Sunlight filtered through the blue-green branches, falling sparsely on the two of them.

In this gentle sunlight, Huang Zixia thought of the Emperor known for his gentleness and kindness.

Earlier, outside the memorial hall, when Li Shubai spoke of this case and hinted that the murderer might be Empress Wang, he had merely glanced at her sideways, then closed his eyes and slowly said: “If the imperial family’s face can be saved and no outsiders know, then naturally I need to know the truth when the Empress breaks the law, and I will discipline her accordingly.”

The so-called twelve years of sharing bed and food, loving like common married couples, crumbled in the face of the capital’s swirling rumors of “the Emperor’s nobility and the Empress’s martial spirit”—no emperor would tolerate such a relationship of equality with his empress.

The imperial couple, palace ruler, and consort.

Huang Zixia gazed at the sunlight overhead, lost in thought.

Li Shubai glanced at her and said: “Are you still not happy?”

Huang Zixia didn’t speak, just turned to look at him.

“The Empress has a strong personality and has increasingly interfered in state affairs in recent years, often abusing her power to punish people, and even the Emperor couldn’t stop her.
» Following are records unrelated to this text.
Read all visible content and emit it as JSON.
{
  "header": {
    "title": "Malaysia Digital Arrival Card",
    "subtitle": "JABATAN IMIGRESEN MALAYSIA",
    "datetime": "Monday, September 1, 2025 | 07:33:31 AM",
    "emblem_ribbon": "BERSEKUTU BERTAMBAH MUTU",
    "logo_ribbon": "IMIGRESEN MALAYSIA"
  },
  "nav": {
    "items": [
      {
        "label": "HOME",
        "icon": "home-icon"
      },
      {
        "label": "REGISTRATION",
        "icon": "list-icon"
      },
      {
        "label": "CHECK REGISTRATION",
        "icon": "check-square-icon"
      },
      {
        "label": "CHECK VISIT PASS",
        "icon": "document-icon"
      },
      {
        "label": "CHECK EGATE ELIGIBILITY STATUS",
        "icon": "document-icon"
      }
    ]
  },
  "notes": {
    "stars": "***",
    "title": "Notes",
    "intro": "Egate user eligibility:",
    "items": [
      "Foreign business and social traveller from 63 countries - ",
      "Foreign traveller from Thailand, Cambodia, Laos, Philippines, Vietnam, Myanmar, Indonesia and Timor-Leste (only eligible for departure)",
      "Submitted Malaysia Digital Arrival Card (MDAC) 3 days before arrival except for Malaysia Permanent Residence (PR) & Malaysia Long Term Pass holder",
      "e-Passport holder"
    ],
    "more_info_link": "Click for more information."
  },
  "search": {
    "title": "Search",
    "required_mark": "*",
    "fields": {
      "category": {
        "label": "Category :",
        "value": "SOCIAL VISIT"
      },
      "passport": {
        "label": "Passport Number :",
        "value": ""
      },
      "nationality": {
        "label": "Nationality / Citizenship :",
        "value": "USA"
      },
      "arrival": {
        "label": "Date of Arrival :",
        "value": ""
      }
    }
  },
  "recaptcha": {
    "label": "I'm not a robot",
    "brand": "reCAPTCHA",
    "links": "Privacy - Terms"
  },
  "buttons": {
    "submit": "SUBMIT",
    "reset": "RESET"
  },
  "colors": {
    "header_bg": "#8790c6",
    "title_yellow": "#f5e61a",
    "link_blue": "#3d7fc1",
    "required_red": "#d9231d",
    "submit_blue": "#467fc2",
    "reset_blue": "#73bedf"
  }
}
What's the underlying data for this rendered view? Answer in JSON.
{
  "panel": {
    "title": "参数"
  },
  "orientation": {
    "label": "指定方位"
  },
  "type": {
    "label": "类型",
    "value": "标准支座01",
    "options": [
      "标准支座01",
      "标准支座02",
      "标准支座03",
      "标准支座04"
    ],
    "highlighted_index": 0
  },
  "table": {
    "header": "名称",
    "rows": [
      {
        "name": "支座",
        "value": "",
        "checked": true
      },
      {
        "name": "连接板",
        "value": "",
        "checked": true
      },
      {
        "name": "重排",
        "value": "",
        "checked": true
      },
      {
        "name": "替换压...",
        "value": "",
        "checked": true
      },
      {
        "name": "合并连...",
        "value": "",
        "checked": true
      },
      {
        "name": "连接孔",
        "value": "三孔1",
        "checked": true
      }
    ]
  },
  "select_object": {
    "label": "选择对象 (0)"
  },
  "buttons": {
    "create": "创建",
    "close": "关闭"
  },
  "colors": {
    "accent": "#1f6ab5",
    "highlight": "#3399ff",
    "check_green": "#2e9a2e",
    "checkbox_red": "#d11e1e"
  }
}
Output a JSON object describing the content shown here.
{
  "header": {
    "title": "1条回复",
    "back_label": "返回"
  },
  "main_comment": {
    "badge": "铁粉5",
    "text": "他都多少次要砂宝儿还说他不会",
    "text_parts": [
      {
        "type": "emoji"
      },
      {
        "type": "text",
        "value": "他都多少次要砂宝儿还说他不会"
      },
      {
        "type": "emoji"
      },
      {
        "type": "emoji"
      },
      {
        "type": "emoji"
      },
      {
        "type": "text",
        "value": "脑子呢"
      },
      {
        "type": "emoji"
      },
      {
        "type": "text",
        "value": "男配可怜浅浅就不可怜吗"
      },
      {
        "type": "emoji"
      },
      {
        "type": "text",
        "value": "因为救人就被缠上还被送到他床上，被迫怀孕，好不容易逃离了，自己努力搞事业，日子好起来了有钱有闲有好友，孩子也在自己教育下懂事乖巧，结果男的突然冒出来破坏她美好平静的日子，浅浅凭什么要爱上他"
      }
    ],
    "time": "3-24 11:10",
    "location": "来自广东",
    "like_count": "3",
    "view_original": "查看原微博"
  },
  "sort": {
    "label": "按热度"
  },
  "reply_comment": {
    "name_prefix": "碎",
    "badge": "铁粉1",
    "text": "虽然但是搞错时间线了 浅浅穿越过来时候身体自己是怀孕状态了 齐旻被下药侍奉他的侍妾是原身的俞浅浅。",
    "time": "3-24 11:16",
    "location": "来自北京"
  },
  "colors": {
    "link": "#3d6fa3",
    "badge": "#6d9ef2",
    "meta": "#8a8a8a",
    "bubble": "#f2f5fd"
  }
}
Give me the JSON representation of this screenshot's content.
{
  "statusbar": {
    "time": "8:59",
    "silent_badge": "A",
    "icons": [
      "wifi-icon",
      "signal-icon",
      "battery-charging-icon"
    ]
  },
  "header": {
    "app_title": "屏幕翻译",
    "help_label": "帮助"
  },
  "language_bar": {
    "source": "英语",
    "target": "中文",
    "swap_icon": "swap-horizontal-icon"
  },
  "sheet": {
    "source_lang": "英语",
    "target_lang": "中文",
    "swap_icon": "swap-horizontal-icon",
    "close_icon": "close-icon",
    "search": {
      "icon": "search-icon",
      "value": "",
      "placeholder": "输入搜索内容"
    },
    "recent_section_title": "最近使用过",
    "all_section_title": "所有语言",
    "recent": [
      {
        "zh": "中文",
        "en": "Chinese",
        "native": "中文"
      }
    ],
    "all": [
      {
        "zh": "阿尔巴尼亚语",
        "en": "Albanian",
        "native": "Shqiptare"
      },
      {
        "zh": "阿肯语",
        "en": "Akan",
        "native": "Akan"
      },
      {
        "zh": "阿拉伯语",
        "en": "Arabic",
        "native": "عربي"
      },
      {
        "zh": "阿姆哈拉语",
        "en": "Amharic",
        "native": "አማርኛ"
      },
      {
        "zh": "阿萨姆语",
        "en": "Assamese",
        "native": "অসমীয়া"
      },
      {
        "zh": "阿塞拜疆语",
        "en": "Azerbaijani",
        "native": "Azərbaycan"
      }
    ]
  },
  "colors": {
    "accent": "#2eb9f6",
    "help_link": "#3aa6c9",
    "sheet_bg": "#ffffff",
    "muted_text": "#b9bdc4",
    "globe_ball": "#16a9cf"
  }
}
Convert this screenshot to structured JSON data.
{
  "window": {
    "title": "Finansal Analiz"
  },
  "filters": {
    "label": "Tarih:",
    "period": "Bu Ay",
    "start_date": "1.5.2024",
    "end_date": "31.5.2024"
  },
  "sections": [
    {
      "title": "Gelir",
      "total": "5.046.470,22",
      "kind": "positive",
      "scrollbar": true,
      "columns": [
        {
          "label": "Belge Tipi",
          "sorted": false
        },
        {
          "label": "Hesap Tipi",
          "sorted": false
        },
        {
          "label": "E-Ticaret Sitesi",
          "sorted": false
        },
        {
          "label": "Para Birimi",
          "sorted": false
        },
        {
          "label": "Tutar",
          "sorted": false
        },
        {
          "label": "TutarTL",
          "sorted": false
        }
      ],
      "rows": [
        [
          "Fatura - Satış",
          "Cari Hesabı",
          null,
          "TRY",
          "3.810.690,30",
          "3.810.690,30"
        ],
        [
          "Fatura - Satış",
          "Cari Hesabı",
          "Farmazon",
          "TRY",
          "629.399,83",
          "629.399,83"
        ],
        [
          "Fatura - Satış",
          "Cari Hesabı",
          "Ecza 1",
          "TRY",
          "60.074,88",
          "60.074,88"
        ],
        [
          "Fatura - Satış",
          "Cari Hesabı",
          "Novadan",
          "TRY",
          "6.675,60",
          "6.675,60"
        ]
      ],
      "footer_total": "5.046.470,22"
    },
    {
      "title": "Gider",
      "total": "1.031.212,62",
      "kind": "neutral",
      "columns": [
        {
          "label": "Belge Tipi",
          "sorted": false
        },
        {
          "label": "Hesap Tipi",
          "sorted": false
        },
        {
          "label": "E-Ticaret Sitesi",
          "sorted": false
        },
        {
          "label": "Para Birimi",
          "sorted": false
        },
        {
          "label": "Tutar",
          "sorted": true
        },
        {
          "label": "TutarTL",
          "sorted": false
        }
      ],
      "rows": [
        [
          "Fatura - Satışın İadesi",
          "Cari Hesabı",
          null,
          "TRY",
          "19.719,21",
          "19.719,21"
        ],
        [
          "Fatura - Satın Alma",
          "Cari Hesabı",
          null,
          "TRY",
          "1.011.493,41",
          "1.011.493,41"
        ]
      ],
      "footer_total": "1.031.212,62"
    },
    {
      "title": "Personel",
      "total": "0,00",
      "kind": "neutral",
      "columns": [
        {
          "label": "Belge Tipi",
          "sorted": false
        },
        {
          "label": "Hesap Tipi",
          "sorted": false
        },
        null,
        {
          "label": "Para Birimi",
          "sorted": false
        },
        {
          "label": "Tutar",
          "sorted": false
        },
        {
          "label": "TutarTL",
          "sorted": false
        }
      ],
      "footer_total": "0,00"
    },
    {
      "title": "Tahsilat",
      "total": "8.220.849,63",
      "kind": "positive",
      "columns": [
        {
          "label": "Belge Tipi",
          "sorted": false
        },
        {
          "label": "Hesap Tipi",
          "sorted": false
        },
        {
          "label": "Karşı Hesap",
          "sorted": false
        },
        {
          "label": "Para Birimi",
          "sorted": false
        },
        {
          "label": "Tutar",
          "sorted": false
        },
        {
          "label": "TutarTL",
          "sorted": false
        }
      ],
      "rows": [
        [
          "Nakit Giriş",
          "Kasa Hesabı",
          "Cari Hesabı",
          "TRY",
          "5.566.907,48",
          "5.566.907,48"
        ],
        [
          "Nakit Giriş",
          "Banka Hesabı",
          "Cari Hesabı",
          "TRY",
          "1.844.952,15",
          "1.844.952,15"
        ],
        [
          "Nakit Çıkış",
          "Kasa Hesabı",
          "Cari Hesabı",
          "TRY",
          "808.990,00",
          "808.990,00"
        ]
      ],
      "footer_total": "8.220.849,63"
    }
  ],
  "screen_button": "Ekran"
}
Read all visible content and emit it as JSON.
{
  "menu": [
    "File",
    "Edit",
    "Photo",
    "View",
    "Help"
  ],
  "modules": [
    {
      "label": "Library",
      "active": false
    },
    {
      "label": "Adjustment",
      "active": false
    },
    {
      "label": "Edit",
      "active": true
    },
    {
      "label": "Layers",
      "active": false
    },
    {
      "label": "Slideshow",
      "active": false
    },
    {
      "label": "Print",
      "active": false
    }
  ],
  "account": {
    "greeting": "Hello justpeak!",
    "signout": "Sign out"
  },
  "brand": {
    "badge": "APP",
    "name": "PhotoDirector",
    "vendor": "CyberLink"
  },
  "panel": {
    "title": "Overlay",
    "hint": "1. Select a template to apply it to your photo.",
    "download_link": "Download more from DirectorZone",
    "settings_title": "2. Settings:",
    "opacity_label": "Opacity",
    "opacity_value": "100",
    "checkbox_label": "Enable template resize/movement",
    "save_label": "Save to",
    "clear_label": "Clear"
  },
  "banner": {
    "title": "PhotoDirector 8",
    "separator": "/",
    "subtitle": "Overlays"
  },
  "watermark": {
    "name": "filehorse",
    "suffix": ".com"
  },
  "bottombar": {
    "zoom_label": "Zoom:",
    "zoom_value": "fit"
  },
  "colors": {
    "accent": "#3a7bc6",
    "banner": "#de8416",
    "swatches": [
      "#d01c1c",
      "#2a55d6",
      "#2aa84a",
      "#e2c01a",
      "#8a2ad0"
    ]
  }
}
This time you’ve helped the Emperor give her such a great punishment—you could be considered to have rendered great service.”

“Does the Emperor truly believe what I said about being a distant relative of the Huang family?”

“Whether he believes it or not doesn’t matter, but since the Emperor has promised, he will soon issue an edict to thoroughly reinvestigate your family’s wrongful case. When that time comes, I will personally accompany you to Sichuan.”

Hearing his calm tone, Huang Zixia felt her chest tighten for a moment.

Sichuan, where her parents and relatives were buried.

Now, she would soon return there, to overturn that iron case, to wash away the blood of the wrongful hatred she carried, to dig out that murderer.

A feeling both gratifying and bitter welled up from her heart, leaving her standing dazed before him in this early summer weather.

She wasn’t sure if it was joy or sorrow.